The second update from the three-part series on the oil spill is coming soon. There were some developments over the weekend we are hoping to include in that post – in the meantime, enjoy this “lighter” post on a much happier story:
Credit: U.S. Geological Survey
Every now and then you read something that truly inspires you. That was the case for me when I stumbled upon a story a week or so ago in the New York Times about a particularly long-flighted migrant, the Bar-tailed Godwit.
The Bar-tailed Godwit, a shore bird that breeds during summer on the shores of Alaska, crosses the Pacific annually to spend winters in the New Zealand/Australia region. It was long believed that because godwits don’t have the ability to stop to rest and feed over the open ocean (like terns and other sea birds), they must have been stopping somwhere on land along their migration.

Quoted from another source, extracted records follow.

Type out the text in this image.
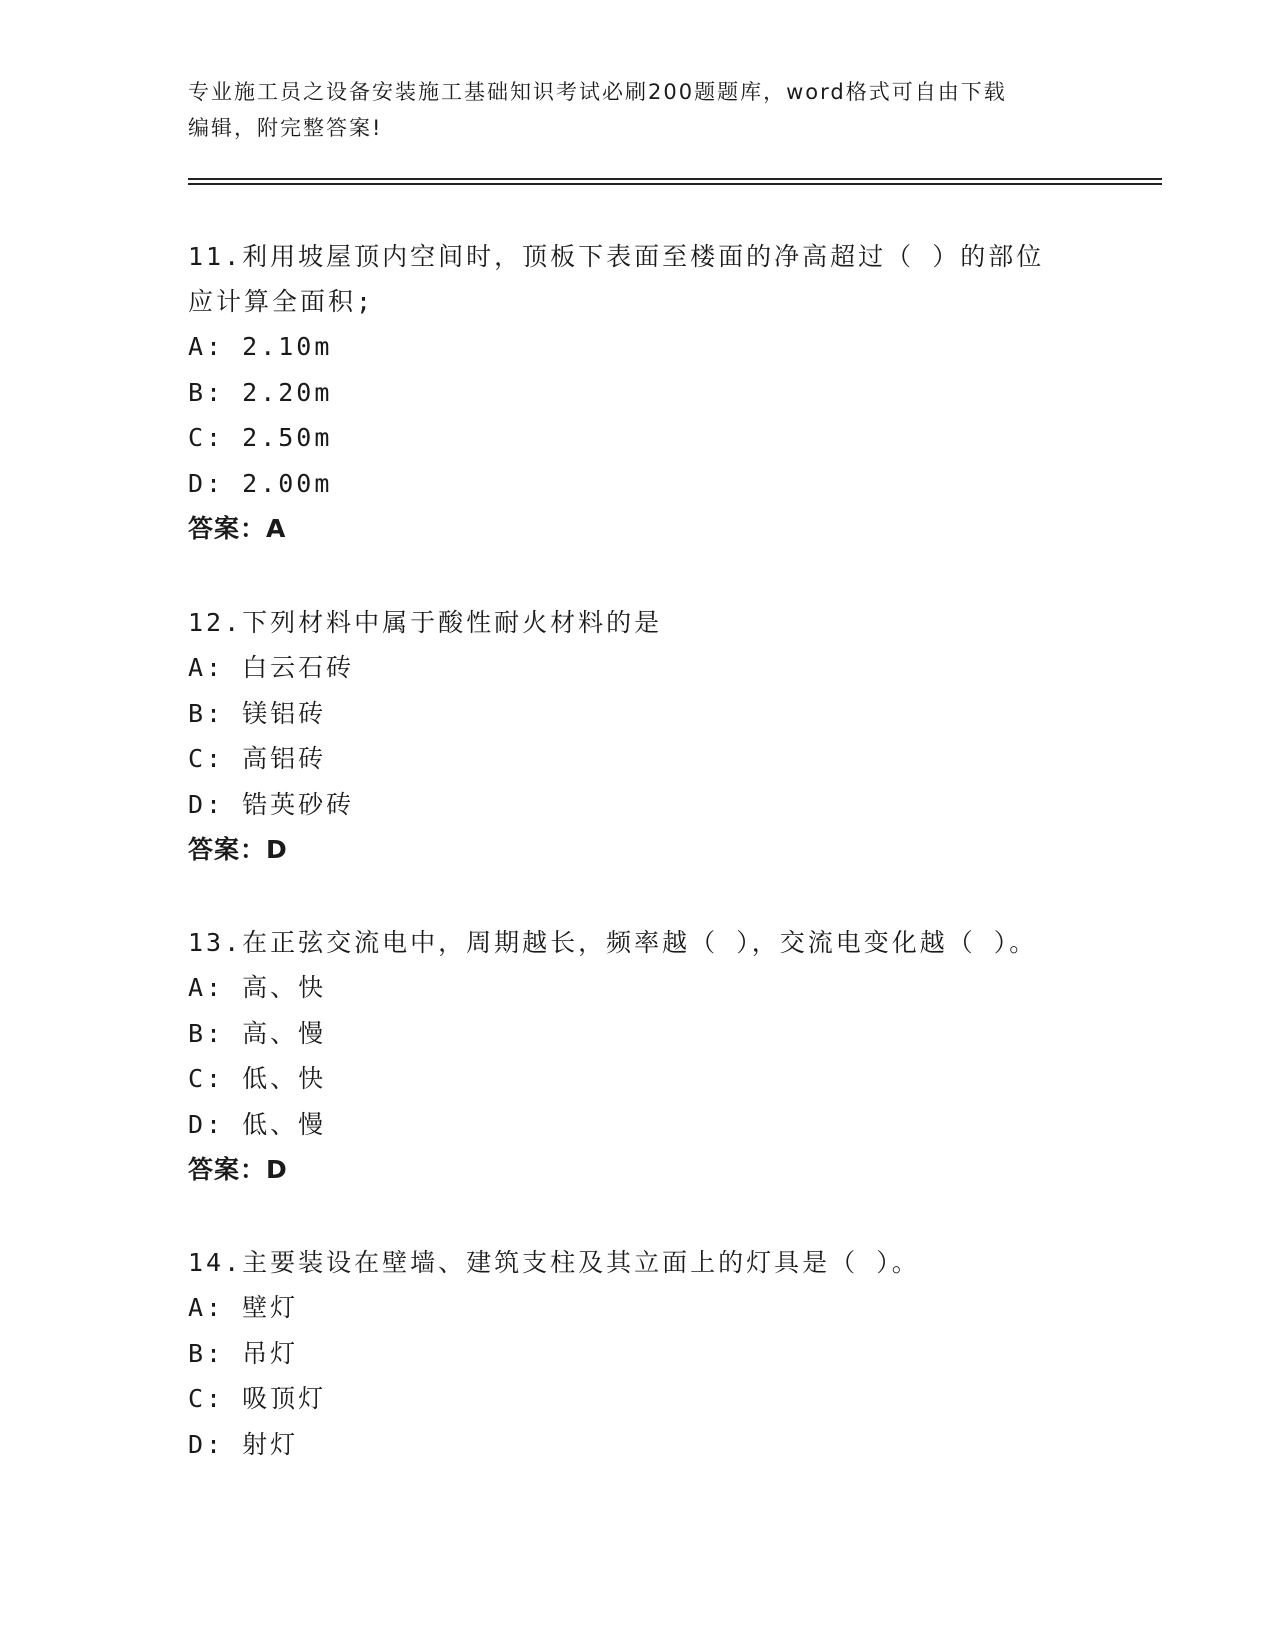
专业施工员之设备安装施工基础知识考试必刷200题题库，word格式可自由下载
编辑，附完整答案!
11.利用坡屋顶内空间时，顶板下表面至楼面的净高超过（ ）的部位
应计算全面积;
A: 2.10m
B: 2.20m
C: 2.50m
D: 2.00m
答案：A
12.下列材料中属于酸性耐火材料的是
A: 白云石砖
B: 镁铝砖
C: 高铝砖
D: 锆英砂砖
答案：D
13.在正弦交流电中，周期越长，频率越（ ），交流电变化越（ ）。
A: 高、快
B: 高、慢
C: 低、快
D: 低、慢
答案：D
14.主要装设在壁墙、建筑支柱及其立面上的灯具是（ ）。
A: 壁灯
B: 吊灯
C: 吸顶灯
D: 射灯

They had been seen on the coasts of places like China and Japan during the spring, so many believed they just followed the Asian coastline down to Australia and New Zealand during the fall, stopping to rest and feed along the way.
One biologist, Robert E. Gill Jr., thought otherwise. As mentioned in the article, he studied birds before taking off for migration on Alaskan shores back in the early 1976. He was perplexed by how much the Bar-tailed Godwit fattened up before migration, even referring to them at one point as ‘flying softballs’.
His hypothesis was that they actually flew much longer straight flights than scientists believed at the time. But lacking the ability to follow or track the birds’ movement (there aren’t many bird counts in the middle of the Pacific), it was left at that: a hypothesis.
It wasn’t until the 2000s that technology finally caught up with all these wild predictions. After installing the newer, smaller GPS trackers on migratory birds, scientists were able to finally see exactly when and where birds go during migration. In 2006 Robert was able to install the trackers in several godwits and track their migration.
Much to his excitement, it turned out his prediction had been right all along. Rather than skipping down the coastline with frequent stops, the Bar-tailed Godwits flew straight over the Pacific all the way to their wintering grounds. It took them a staggering 7,100 miles over 9 days in the air to reach their destination, which became a new world record for single longest flight. They then typically flew straight to spring stopovers in China, Korea, and Japan before returning to Alaska.
I’ve flown non-stop one time from Los Angeles to New Zealand, and I can tell you that even with the comfort of seats, complimentary drinks, and movies, it still wore me out pretty well. The will power of these birds to stay in the air for 9 straight days is something truly remarkable.
The New York Times also has a cool interactive feature including maps for several other long-distant migrants:
Interactive feature >
While I knew before reading the article that the Bar-tailed Godwit had been the longest recorded non-stop flight, the story itself of the evolution of GPS tracking and pre-GPS predictions (some of which ended up true) was the part that grabbed me. It was also incredible to read about how Robert had all along predicted this type of migration despite the general consensus thinking otherwise. GPS trackers are now being fitted on a variety of migratory species, and each year it seems they are getting smaller and more suitable to even smaller birds. The information recieved by these devices really helps us understand bird migration, but perhaps more importantly, how and where we can extend our efforts to protect them!